Maltrattamenti a minorenni Però era tutto falso Scagionato un operatore
Sberle, spintoni, punizioni come andare a letto senza la cena o la minaccia di separare fratello e sorella: in totale venivano contestati sette presunti episodi di abuso dei mezzi di correzione a danni di tre minori ospitati in una struttura di accoglienza. Le accuse mosse ad un operatore erano pesanti, anzi infamanti per chi ha dedicato la vita ad assistere con passione bambini e ragazzi minorenni in difficoltà. Ma erano sprattutto accuse del tutto infondate, un castello di carte che è crollato sotto i colpi delle indagini difensive condotte dagli avvocati Marco Zanella e Maria Cristina Osele. Alla fine è stata la stessa procura a chiedere, ed ottenere dal gip, l'archiviazione del procedimento penale. Si è scoperto infatti che le accuse erano frutto di manipolazioni e suggestioni, almeno in parte orchestrate da genitori in conflitto con l'operatore e più in generale con la struttura di accoglienza "Don Guetti" dell'Associazione provinciale per i minori Appm). L'indagine ha messo in evidenza le stringenti procedure di verifica e monitoraggio sui minori che in questo caso hanno funzionato anche a tutela di un dipendente ingiustamente accusato.
La vicenda è delicata. Restiamo dunque ancorati ai fatti, così come emergono dagli atti del procedimento penale. Il primo fatto è l'esposto presentato nel dicembre del 2017 dal Comitato difesa bambini e famiglia. Nella denuncia si segnalavano all'autorità giudiziaria «maltrattamento, percosse, lesioni, minacce, ricatto, terrorismo psicologico, estorsione e persecuzione contro i minori». Le indagini si chiudevano nel luglio scorso con l'invio ad un operatore della struttura di un avviso di deposito atti per abuso dei mezzi ci correzione. Il capo di imputazione citava sette presunti episodi di violenze, a livello fisico o psicologico, a danno di tre minorenni. Tre episodi avrebbero visto come protagonista una ragazzina di 14 anni: durante una gita al lago l'operatore le avrebbe scagliato addosso uno zaino; in altre occasioni di fronte alle intemperanze della minore (punite con una settimana senza tv) questa sarebbe stata presa per il collo e trascinata in camera, oppure spinta fino a sbattere la tesa contro un muro. Il capo di imputazione citava anche presunte violenze subite da altri due bambini, fratello e sorella: si parlava di schiaffi, lanci in acqua in piscina, minacce di separare fratello e sorella.

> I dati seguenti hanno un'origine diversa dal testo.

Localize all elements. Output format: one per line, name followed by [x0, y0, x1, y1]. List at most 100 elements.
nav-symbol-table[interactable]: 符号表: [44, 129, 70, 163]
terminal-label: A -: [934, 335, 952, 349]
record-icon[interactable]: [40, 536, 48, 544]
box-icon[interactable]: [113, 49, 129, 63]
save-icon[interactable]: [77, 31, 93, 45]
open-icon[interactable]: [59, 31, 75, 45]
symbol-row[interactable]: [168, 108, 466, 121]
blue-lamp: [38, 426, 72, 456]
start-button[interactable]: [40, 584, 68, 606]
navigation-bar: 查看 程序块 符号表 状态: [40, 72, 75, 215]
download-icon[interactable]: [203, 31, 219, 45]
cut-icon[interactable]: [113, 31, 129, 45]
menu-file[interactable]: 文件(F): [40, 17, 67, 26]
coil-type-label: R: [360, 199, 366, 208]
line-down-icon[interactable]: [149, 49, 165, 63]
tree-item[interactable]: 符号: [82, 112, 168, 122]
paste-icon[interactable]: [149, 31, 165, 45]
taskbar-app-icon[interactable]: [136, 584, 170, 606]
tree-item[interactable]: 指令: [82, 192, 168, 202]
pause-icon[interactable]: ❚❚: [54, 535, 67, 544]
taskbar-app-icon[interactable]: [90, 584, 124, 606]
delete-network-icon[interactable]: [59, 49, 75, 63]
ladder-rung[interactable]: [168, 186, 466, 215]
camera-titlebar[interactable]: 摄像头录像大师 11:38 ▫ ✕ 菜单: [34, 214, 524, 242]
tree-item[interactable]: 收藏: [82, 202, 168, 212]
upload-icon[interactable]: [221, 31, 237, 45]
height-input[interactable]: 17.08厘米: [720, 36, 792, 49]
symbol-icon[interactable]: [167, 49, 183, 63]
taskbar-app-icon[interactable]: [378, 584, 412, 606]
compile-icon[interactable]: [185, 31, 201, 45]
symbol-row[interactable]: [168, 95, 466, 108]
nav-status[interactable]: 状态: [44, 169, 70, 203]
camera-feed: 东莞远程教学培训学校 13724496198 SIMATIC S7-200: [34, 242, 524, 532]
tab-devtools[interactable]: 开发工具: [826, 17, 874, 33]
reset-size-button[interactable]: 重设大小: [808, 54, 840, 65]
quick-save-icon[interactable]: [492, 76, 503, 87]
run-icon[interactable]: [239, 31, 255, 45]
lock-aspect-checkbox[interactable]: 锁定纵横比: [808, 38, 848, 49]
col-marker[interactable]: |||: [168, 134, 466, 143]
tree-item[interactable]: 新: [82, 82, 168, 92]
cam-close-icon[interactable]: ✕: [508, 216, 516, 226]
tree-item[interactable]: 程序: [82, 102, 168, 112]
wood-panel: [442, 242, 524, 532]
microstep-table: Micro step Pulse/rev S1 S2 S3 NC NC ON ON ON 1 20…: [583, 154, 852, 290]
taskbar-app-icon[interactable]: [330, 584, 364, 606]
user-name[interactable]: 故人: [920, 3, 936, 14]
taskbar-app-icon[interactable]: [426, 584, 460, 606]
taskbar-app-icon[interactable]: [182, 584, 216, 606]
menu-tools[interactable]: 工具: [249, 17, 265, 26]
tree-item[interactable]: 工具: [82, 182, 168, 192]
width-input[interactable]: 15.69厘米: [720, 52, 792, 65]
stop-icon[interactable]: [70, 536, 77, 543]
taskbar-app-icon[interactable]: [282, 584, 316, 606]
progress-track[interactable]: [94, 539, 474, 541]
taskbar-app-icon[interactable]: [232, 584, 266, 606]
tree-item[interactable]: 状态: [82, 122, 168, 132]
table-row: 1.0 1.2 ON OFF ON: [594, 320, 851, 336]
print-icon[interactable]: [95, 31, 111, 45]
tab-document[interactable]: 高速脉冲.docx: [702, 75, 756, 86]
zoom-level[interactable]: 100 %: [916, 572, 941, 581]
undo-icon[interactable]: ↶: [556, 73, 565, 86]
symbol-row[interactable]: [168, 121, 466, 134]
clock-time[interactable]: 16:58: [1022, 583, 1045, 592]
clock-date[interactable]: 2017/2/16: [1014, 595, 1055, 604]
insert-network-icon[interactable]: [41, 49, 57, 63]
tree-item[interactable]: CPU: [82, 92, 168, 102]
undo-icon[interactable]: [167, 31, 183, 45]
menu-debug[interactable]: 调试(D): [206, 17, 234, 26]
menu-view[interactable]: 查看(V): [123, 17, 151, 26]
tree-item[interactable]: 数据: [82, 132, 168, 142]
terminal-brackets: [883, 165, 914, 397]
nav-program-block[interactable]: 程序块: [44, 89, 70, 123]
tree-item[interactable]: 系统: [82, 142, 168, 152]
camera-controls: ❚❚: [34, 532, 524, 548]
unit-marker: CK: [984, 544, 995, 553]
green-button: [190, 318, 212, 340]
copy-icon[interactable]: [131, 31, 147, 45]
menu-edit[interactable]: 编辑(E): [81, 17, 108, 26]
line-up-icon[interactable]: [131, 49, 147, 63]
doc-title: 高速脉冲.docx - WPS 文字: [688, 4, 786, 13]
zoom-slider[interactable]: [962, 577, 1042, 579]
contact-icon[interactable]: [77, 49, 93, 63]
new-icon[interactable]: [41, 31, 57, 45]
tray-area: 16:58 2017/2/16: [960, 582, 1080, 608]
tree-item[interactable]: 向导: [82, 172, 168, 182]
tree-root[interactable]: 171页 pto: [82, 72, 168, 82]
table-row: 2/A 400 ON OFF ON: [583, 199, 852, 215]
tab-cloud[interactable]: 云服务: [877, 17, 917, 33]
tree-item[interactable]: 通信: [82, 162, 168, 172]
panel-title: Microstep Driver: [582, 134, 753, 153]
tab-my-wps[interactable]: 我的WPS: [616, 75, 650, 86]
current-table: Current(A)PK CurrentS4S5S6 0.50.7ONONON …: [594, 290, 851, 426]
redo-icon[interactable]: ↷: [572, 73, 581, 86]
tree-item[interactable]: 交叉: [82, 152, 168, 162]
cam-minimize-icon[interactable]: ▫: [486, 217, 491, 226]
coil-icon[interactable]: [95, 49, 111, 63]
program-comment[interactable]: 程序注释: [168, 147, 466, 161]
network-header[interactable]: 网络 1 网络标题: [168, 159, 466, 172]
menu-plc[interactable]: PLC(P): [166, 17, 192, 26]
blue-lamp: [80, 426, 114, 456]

L'operatore indagato ha sempre respinto tutte le accuse. Determinante è stata la ferrea organizzazione che si è data l'Appm: gli operatori lavorano in equipe, mai da soli tranne di notte, e sono affiancati da volontari in servizio civile. Costante è il confronto anche con gli assistenti sociali. Ogni minore è seguito passo a passo attraverso un monitoraggio quotidiano con valutazioni date da due diversi operatori. Inoltre durante ogni turno viene compilato un "diario giornaliero" che registra tutto quanto accade. C'è dunque un sistema di controlli incrociati che "fotografa" i progressi (ma anche eventuali malesseri) di ogni minore ospitato dalla struttura. Tutto ciò viene riconosciuto dalla stessa pm nella richiesta di archiviazione in cui rileva anche «chiare problematiche di "ingerenza" esterna nel lavoro della equipe e quindi dei singoli operatori».
Questa mole di documenti è stata fondamentale per i legali dell'operatore indagato perché ha permesso di smontare le accuse di ognuno dei sette episodi contestati. In alcune occasioni l'operatore non era neppure stato presente al fatto; in altre gli episodi descritti erano avvenuti in modo radicalmente diverso. E così, per esempio, il lancio del bimbo in piscina in realtà era il tuffo che il solerte operatore faceva fare dalle sue spalle a tutti i bambini. L'unica occasione in cui l'operatore ha toccato la ragazzina è stato per impedirle di scappare dalla finestra, rischiando di farsi molto male. Il quadro disegnato dagli avvocati difensori e dall'indagato durante un interrogatorio durato 4 ore era molto diverso da quello tracciato dalla querela. Come scrive la pm, ci sono «da un lato i minori (omissis) i quali, separati dalle famiglie di origine e dai loro principali affetti, si trovano catapultati in ambienti e famiglie che, sebbene tutelanti, rischiano di creare automatiche difficoltà di adattamento (soprattutto se nelle famiglie di origine manca la fiducia nell'operato dei servizi sociali) e, dall'altro, gli sforzi degli educatori i quali, a fronte dei disagi dei minori hanno l'arduo compito di supportare i ragazzi in un momento critico della loro giovane vita».